Apply Knowledge of Students to Engage Them:
You learn a great deal about people through their writing. As an English teacher, I am fortunate enough to have almost daily insights into the perspectives of my students. However, beyond frequent personal narrative assignments and notebook entries, I have made a regular habit of asking my students to answer a "Question of the Day." These questions are centered around community-building. By asking non-content related questions, I not only help students relax into open and convivial dialogue with their classmates, but also learn a great deal about their personalities, interests, values, opinions, and lives beyond the walls of my classroom. I use this knowledge to craft lessons and activities that help ELA learning feel personally relevant to each student.

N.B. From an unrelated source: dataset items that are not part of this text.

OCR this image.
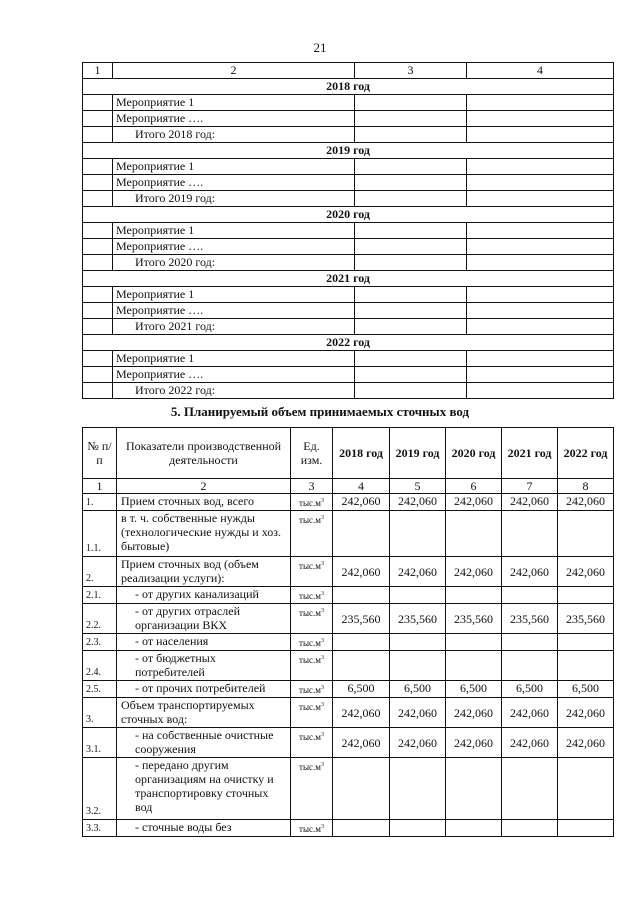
21
1	2	3	4
2018 год			
	Мероприятие 1		
	Мероприятие ….		
	Итого 2018 год:		
2019 год			
	Мероприятие 1		
	Мероприятие ….		
	Итого 2019 год:		
2020 год			
	Мероприятие 1		
	Мероприятие ….		
	Итого 2020 год:		
2021 год			
	Мероприятие 1		
	Мероприятие ….		
	Итого 2021 год:		
2022 год			
	Мероприятие 1		
	Мероприятие ….		
	Итого 2022 год:		
5. Планируемый объем принимаемых сточных вод
№ п/п	Показатели производственной деятельности	Ед. изм.	2018 год	2019 год	2020 год	2021 год	2022 год
1	2	3	4	5	6	7	8
1.	Прием сточных вод, всего	$тыс.м^3$	242,060	242,060	242,060	242,060	242,060
1.1.	в т. ч. собственные нужды (технологические нужды и хоз. бытовые)	$тыс.м^3$					
2.	Прием сточных вод (объем реализации услуги):	$тыс.м^3$	242,060	242,060	242,060	242,060	242,060
2.1.	- от других канализаций	$тыс.м^3$					
2.2.	- от других отраслей организации ВКХ	$тыс.м^3$	235,560	235,560	235,560	235,560	235,560
2.3.	- от населения	$тыс.м^3$					
2.4.	- от бюджетных потребителей	$тыс.м^3$					
2.5.	- от прочих потребителей	$тыс.м^3$	6,500	6,500	6,500	6,500	6,500
3.	Объем транспортируемых сточных вод:	$тыс.м^3$	242,060	242,060	242,060	242,060	242,060
3.1.	- на собственные очистные сооружения	$тыс.м^3$	242,060	242,060	242,060	242,060	242,060
3.2.	- передано другим организациям на очистку и транспортировку сточных вод	$тыс.м^3$					
3.3.	- сточные воды без	$тыс.м^3$					
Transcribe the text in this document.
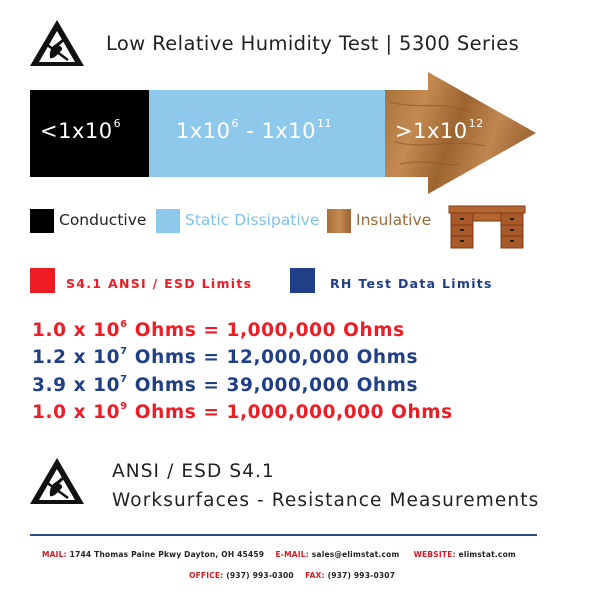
Low Relative Humidity Test | 5300 Series
$<1x10^6$	$1x10^6 - 1x10^{11}$	$>1x10^{12}$
Conductive Static Dissipative Insulative
S4.1 ANSI / ESD Limits	RH Test Data Limits
1.0 x $10^6$ Ohms = 1,000,000 Ohms
1.2 x $10^7$ Ohms = 12,000,000 Ohms
3.9 x $10^7$ Ohms = 39,000,000 Ohms
1.0 x $10^9$ Ohms = 1,000,000,000 Ohms
ANSI / ESD S4.1
Worksurfaces - Resistance Measurements
MAIL: 1744 Thomas Paine Pkwy Dayton, OH 45459 E-MAIL: sales@elimstat.com WEBSITE: elimstat.com
OFFICE: (937) 993-0300 FAX: (937) 993-0307
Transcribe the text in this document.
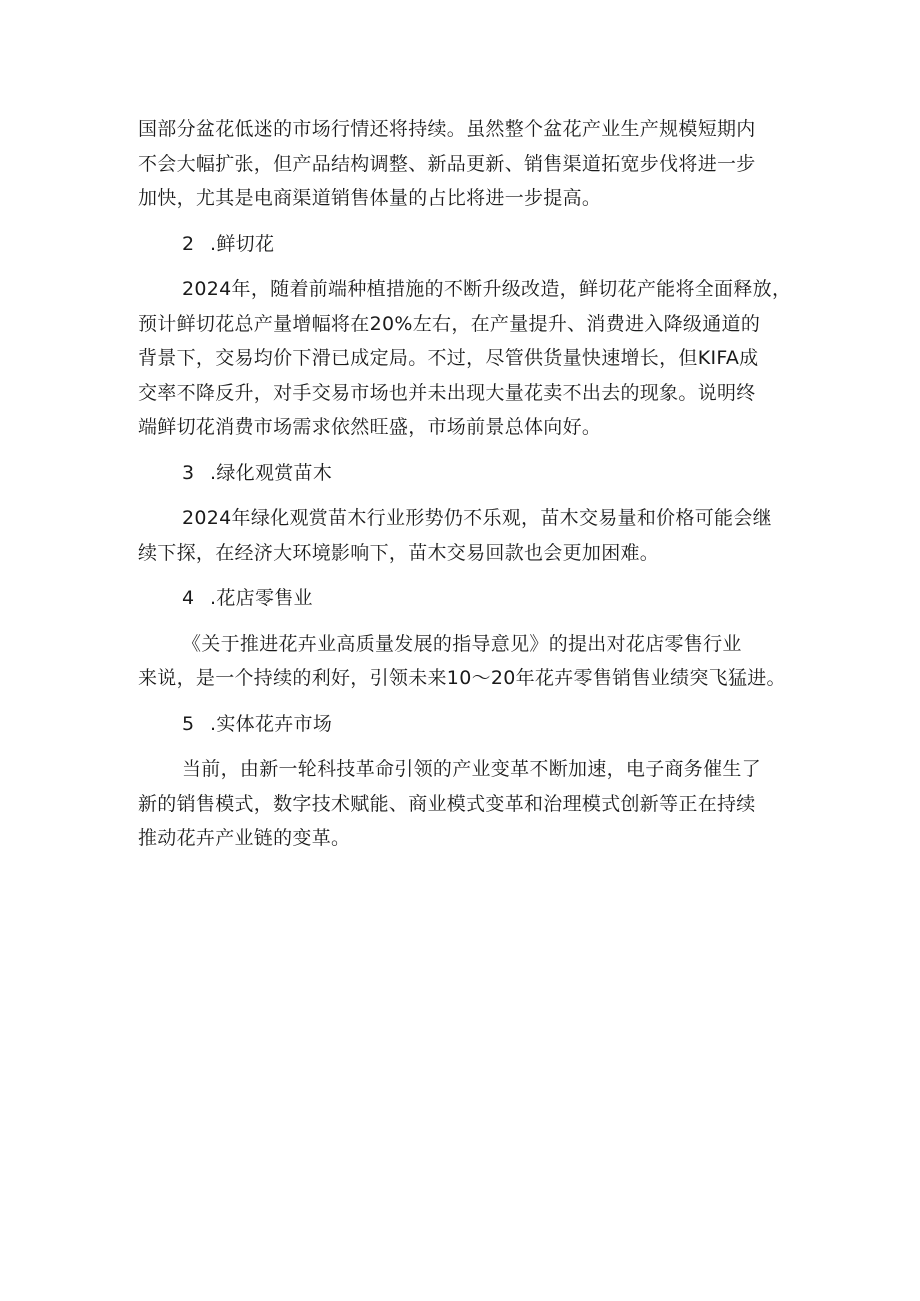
国部分盆花低迷的市场行情还将持续。虽然整个盆花产业生产规模短期内
不会大幅扩张，但产品结构调整、新品更新、销售渠道拓宽步伐将进一步
加快，尤其是电商渠道销售体量的占比将进一步提高。

2 .鲜切花

2024年，随着前端种植措施的不断升级改造，鲜切花产能将全面释放，
预计鲜切花总产量增幅将在20%左右，在产量提升、消费进入降级通道的
背景下，交易均价下滑已成定局。不过，尽管供货量快速增长，但KIFA成
交率不降反升，对手交易市场也并未出现大量花卖不出去的现象。说明终
端鲜切花消费市场需求依然旺盛，市场前景总体向好。

3 .绿化观赏苗木

2024年绿化观赏苗木行业形势仍不乐观，苗木交易量和价格可能会继
续下探，在经济大环境影响下，苗木交易回款也会更加困难。

4 .花店零售业

《关于推进花卉业高质量发展的指导意见》的提出对花店零售行业
来说，是一个持续的利好，引领未来10〜20年花卉零售销售业绩突飞猛进。

5 .实体花卉市场

当前，由新一轮科技革命引领的产业变革不断加速，电子商务催生了
新的销售模式，数字技术赋能、商业模式变革和治理模式创新等正在持续
推动花卉产业链的变革。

Maintain Ongoing Communication with Students and Families:
Part of educating whole people means maintaining clear communication in and outside of the classroom, and connecting to students' surrounding communities. Students flourish when their families take a vested interest in their learning, and this interest comes when families feel involved, informed, and valued. In addition to Back to School Night connections and the Letter of Introduction sent home at the beginning of each term, I actively reach out to parents via email, phone call, and Parent Square. This can be seen in this Parent Contact Log, which chronicles my interactions with parents of my English 10 students over the course of my student-teaching semester. Through this practice, I learned just how powerful a positive phone call or email home can be; both as a tool to reinforce positive behaviors/attitudes in the classroom AND foster a deeper sense of belonging for parents and students alike.
Connect subject matter to real-life & provide active learning experiences:
At the beginning of the semester, I asked students to brainstorm as many topics of interest as they could think of. We collaborated to create this poster, listing possible topics students could choose to write about in their Friday Free-Write Notebook entries. Each week during this free-write time, I would give students the option of exploring 1-2 topics from this list, as long as they wrote continuously for the allotted time. In this way, I helped them connect the skill of writing for periods, to real-world topics that they are eager to explore.
“Anything less than a conscious commitment to the important is an unconscious commitment to the unimportant.”
― Steven Covey
Here, you can see an activity I led during our Lord of the Flies unit. By incorporating a high-interest visual arts activity (TPE 1.7) with a "Beastie"-themed descriptive writing challenge, I help students engage with the content material and exercise key creative writing skills they will develop in subsequent units. The more descriptive and precise a student's prose, the more vivid and accurate their teammate's drawings.